Richelieu contó con los dedos y se dijo en voz baja:
—Ella llegará, según dice, cuatro o cinco días después de haber recibido el dinero; se necesitan cuatro o cinco días para que el dinero llegue, cuatro o cinco para que ella vuelva, lo cual hacen diez días; ahora demos su parte a los vientos contrarios, a la mala suerte, a las debilidades de mujer y pongamos doce días.
—¡Y bien, señor duque! —dijo el rey—. ¿Habéis calculado?

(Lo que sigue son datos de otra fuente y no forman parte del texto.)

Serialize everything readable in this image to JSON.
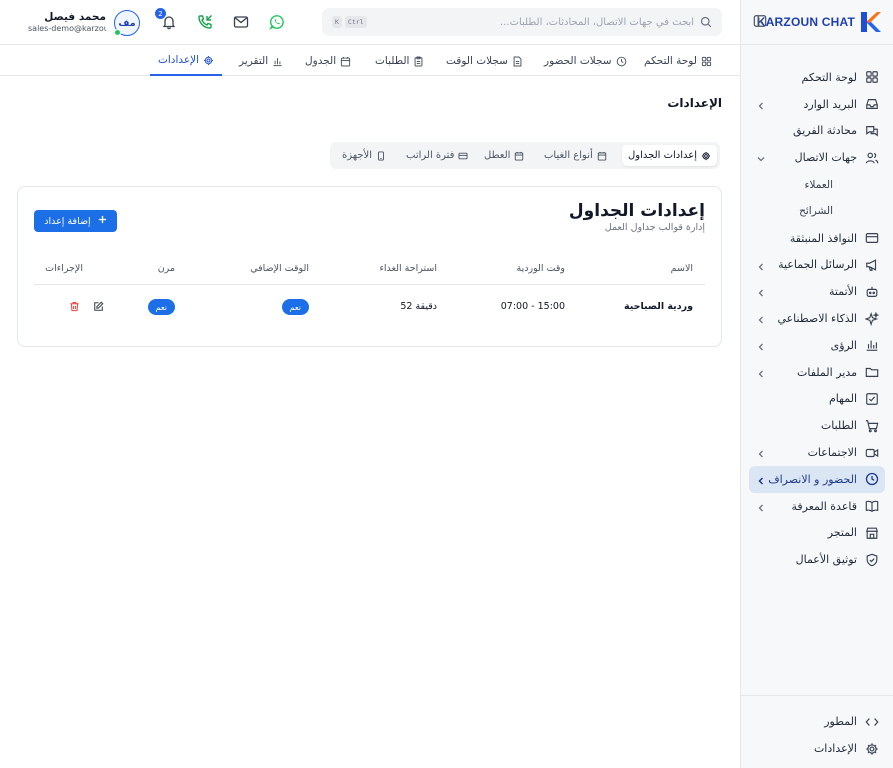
{
  "brand": {
    "name": "KARZOUN CHAT"
  },
  "search": {
    "placeholder": "ابحث في جهات الاتصال، المحادثات، الطلبات...",
    "kbd_ctrl": "Ctrl",
    "kbd_k": "K"
  },
  "notifications": {
    "count": "2"
  },
  "user": {
    "initials": "مف",
    "name": "محمد فيصل",
    "email": "sales-demo@karzoun..."
  },
  "tabs": [
    {
      "label": "لوحة التحكم",
      "icon": "grid-icon"
    },
    {
      "label": "سجلات الحضور",
      "icon": "clock-icon"
    },
    {
      "label": "سجلات الوقت",
      "icon": "file-icon"
    },
    {
      "label": "الطلبات",
      "icon": "clipboard-icon"
    },
    {
      "label": "الجدول",
      "icon": "calendar-icon"
    },
    {
      "label": "التقرير",
      "icon": "bar-chart-icon"
    },
    {
      "label": "الإعدادات",
      "icon": "gear-icon"
    }
  ],
  "page": {
    "title": "الإعدادات"
  },
  "subtabs": [
    {
      "label": "إعدادات الجداول",
      "icon": "gear-icon"
    },
    {
      "label": "أنواع الغياب",
      "icon": "calendar-icon"
    },
    {
      "label": "العطل",
      "icon": "calendar-icon"
    },
    {
      "label": "فترة الراتب",
      "icon": "card-icon"
    },
    {
      "label": "الأجهزة",
      "icon": "device-icon"
    }
  ],
  "card": {
    "title": "إعدادات الجداول",
    "subtitle": "إدارة قوالب جداول العمل",
    "add_button": "إضافة إعداد",
    "columns": [
      "الاسم",
      "وقت الوردية",
      "استراحة الغداء",
      "الوقت الإضافي",
      "مرن",
      "الإجراءات"
    ],
    "rows": [
      {
        "name": "وردية الصباحية",
        "shift": "07:00 - 15:00",
        "lunch": "52 دقيقة",
        "overtime": "نعم",
        "flexible": "نعم"
      }
    ]
  },
  "sidebar": {
    "items": [
      {
        "label": "لوحة التحكم",
        "icon": "grid-icon",
        "chevron": false
      },
      {
        "label": "البريد الوارد",
        "icon": "inbox-icon",
        "chevron": true
      },
      {
        "label": "محادثة الفريق",
        "icon": "chat-icon",
        "chevron": false
      },
      {
        "label": "جهات الاتصال",
        "icon": "users-icon",
        "chevron": true,
        "expanded": true
      },
      {
        "label": "العملاء",
        "sub": true
      },
      {
        "label": "الشرائح",
        "sub": true
      },
      {
        "label": "النوافذ المنبثقة",
        "icon": "window-icon",
        "chevron": false
      },
      {
        "label": "الرسائل الجماعية",
        "icon": "megaphone-icon",
        "chevron": true
      },
      {
        "label": "الأتمتة",
        "icon": "bot-icon",
        "chevron": true
      },
      {
        "label": "الذكاء الاصطناعي",
        "icon": "sparkles-icon",
        "chevron": true
      },
      {
        "label": "الرؤى",
        "icon": "bar-chart-icon",
        "chevron": true
      },
      {
        "label": "مدير الملفات",
        "icon": "folder-icon",
        "chevron": true
      },
      {
        "label": "المهام",
        "icon": "checkbox-icon",
        "chevron": false
      },
      {
        "label": "الطلبات",
        "icon": "cart-icon",
        "chevron": false
      },
      {
        "label": "الاجتماعات",
        "icon": "video-icon",
        "chevron": true
      },
      {
        "label": "الحضور و الانصراف",
        "icon": "clock-icon",
        "chevron": true,
        "active": true
      },
      {
        "label": "قاعدة المعرفة",
        "icon": "book-icon",
        "chevron": true
      },
      {
        "label": "المتجر",
        "icon": "store-icon",
        "chevron": false
      },
      {
        "label": "توثيق الأعمال",
        "icon": "shield-check-icon",
        "chevron": false
      }
    ],
    "bottom": [
      {
        "label": "المطور",
        "icon": "code-icon"
      },
      {
        "label": "الإعدادات",
        "icon": "gear-icon"
      }
    ]
  }
}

—Sí, sire; hoy estamos a 20 de septiembre; los regidores de la ciudad dan una fiesta el 3 de octubre. Resultará todo de maravilla, porque así no parecerá que volvéis a la reina.
Luego el cardenal añadió:
—A propósito, sire, no olvidéis decir a Su Majestad, la víspera de esa fiesta, que deseáis ver cómo le sientan sus herretes de diamantes.
E
ra la segunda vez que el cardenal insistía en ese punto de los herretes de diamantes con el rey. Luis XIII quedó sorprendido, pues, por aquella insistencia, y pensó que tal recomendación ocultaba algún misterio.
Más de una vez el rey había sido humillado porque el cardenal —cuya policía, sin haber alcanzado la perfección de la policía moderna, era excelente— estuviese mejor informado que él mismo de lo que pasaba en su propio matrimonio. Esperó, pues, sacar, de un encuentro con Ana de Austria, alguna luz de aquella conversación y volver luego junto a Su Eminencia con algún secreto que el cardenal supiese o no supiese, lo cual, tanto en un caso como en otro, le realzaba infinitamente a los ojos de su ministro.
Fue, pues, en busca de la reina y, según su costumbre, la abordó con nuevas amenazas contra quienes la rodeaban. Ana de Austria bajó la cabeza y dejó pasar el torrente sin responder, esperando que terminaría por detenerse; pero no era eso lo que quería Luis XIII; Luis XIII quería una discusión de la que saliese alguna luz nueva, convencido como estaba de que el cardenal tenía alguna segunda intención y maquinaba una sorpresa terrible como sabía hacer Su Eminencia. Y llegó a esa meta con su persistencia en acusar.
—Pero —exclamó Ana de Austria, cansada de aquellos vagos ataques—, pero sire, no me decís todo lo que tenéis en el corazón. ¿Qué he hecho yo? Veamos, ¿qué nuevo crimen he cometido? Es posible que Vuestra Majestad haga todo este escándalo por una carta escrita a mi hermano.
El rey, atacado a su vez de una manera tan directa, no supo qué responder; pensó que aquel era el momento de colocar la recomendación que no debía hacer más que la víspera de la fiesta.
—Señora —dijo con majestad—, habrá dentro de poco un baile en el Ayuntamiento; espero que para honrar a nuestros valientes regidores aparezcáis en traje de ceremonia y sobre todo adornada con los herretes de diamantes que os he dado por vuestro cumpleaños. Esa es mi respuesta.
La respuesta era terrible. Ana de Austria creyó que Luis XIII lo sabía todo, y que el cardenal había conseguido de él ese largo disimulo de siete a ocho días, que cuadraba por lo demás con su carácter. Se puso excesivamente pálida, apoyó sobre una consola su mano de admirable belleza y que parecía en ese momento una mano de cera y, mirando al rey con los ojos espantados, no respondió ni una sola sílaba.
—¿Habéis oído, señora? —dijo el rey, que gozaba con aquel embarazo en toda su extensión, pero sin adivinar la causa—. ¿Habéis oído?